The recent past has not been very kind to Verizon (VZ -0.77%) and AT&T (T -2.22%) from a wireless subscriber perspective. Verizon just reported it lost over 300,000 wireless subscribers this quarter, despite unveiling an unlimited data plan . In the fourth quarter, AT&T lost 256,000 post-paid subscribers. Both giants are suffering from intense competition from lower-priced operators T-Mobile (NASDAQ: TMUS) and Sprint (NYSE: S) whose networks are now of similar quality.
The companies are trying to cope in different ways. AT&T is making aggressive acquisitions in media content and Latin America, while Verizon is making more bite-sized acquisitions in digital content, but mostly investing in its core network.
One imperative both companies are emphasizing is becoming a leader in 5G, the next generation network. If the two incumbents can be first-movers, perhaps they can distance themselves from T-mobile and Sprint going forward. That could be why both are now bidding for a little-known company called Straight Path Communications (NYSEMKT: STRP).
Straight Path to 5G
Straight Path is an entity spun out from IDT Corporation in 2013 , primarily to hold wireless spectrum assets in the 28 through 39 GHZ bands across the US. . These assets were thought to be of questionable future value back then. In fact, in 2015, research-activist hedge fund Kerrisdale Capital took a short position in the stock.
Things changed in November of last year when the FCC authorized the use of these bands for next-generation mobile wireless use, or 5G .
The reasons these higher frequency bands are likely to be used is that higher frequencies can transmit much more data than lower frequencies. Still, there are drawbacks to higher frequency bands, which have a harder time traveling distances and going through objects.
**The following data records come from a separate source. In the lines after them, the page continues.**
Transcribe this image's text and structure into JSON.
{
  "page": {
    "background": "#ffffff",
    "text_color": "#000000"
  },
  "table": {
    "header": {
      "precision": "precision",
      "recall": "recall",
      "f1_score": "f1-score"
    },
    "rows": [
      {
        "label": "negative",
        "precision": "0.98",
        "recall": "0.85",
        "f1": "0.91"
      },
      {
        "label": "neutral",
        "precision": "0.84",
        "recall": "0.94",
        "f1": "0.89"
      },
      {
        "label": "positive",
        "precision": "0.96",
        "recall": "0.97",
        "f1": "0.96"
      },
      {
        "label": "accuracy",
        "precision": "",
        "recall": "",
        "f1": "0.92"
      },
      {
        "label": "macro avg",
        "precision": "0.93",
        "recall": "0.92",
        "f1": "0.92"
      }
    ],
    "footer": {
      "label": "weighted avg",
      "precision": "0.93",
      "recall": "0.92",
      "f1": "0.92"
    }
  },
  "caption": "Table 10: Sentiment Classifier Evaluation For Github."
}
As such, the future of 5G is likely to be composed of a) dense fiber backbones b) high-frequency straight-line backhaul to c) small cells near the end user.
Thus, the 5G architecture will likely be quite complicated, and therefore, harder for others to imitate. This is why the two large incumbents, AT&T and Verizon, are eager to move first and build out these networks.
Straight Path owned roughly 40 billion Mhz-POP, or amount of bandwidth multiplied by the number of people covered. Verizon is still the leader in the 28 GHz band with 200 billion Mhz-POP, while T-Mobile actually has a good amount of this spectrum itself, at almost 100 billion Mhz-POP. No wonder AT&T made the initial bid to get into the game.
AT&T made a bid for Straight Path on April 10 for $1.6 billion, a whopping 204% premium to Straight Path's previous stock price.
Since then, an "unnamed third party," almost certainly Verizon, has made repeated bids, upping the potential acquisition price. Coming on the heels of its concession on offering an unlimited data plan, this could be yet another sign of desperation from Verizon. This week, Verizon CEO Lowell McAdam gave a TV interview with Corning's CEO (NYSE: GLW) on CNBC, detailing a new collaboration between the two companies in constructing the next-generation fiber network. A day later, Verizon reported pretty bad numbers in its first quarter earnings report.
Verizon and AT&T's shareholders likely own the stocks for their relative safety and robust dividends. While those dividends are likely safe for now, investors need to understand these two companies have declining wireless businesses and must also spend aggressively to make sure they aren't left behind in the race for 5G. The Straight Path bidding war is evidence of this.
In particular, Verizon's strategy seems a bit aimless, as it seems to have had a fear of missing out on these licenses after AT&T's initial bid. Investors also have to bet the investment in next-generation networks pays off. I'm not exactly sure management at these companies even know exactly what the 5G network will look like in the end, as they appear to be racing to gather assets presumed to be useful in the future.
While I'm more a fan of AT&T's diversification and integration strategy, both telcos have question marks around them. In today's fast-moving world, investing in these telecom giants may not be as sure of a thing as it was in the past.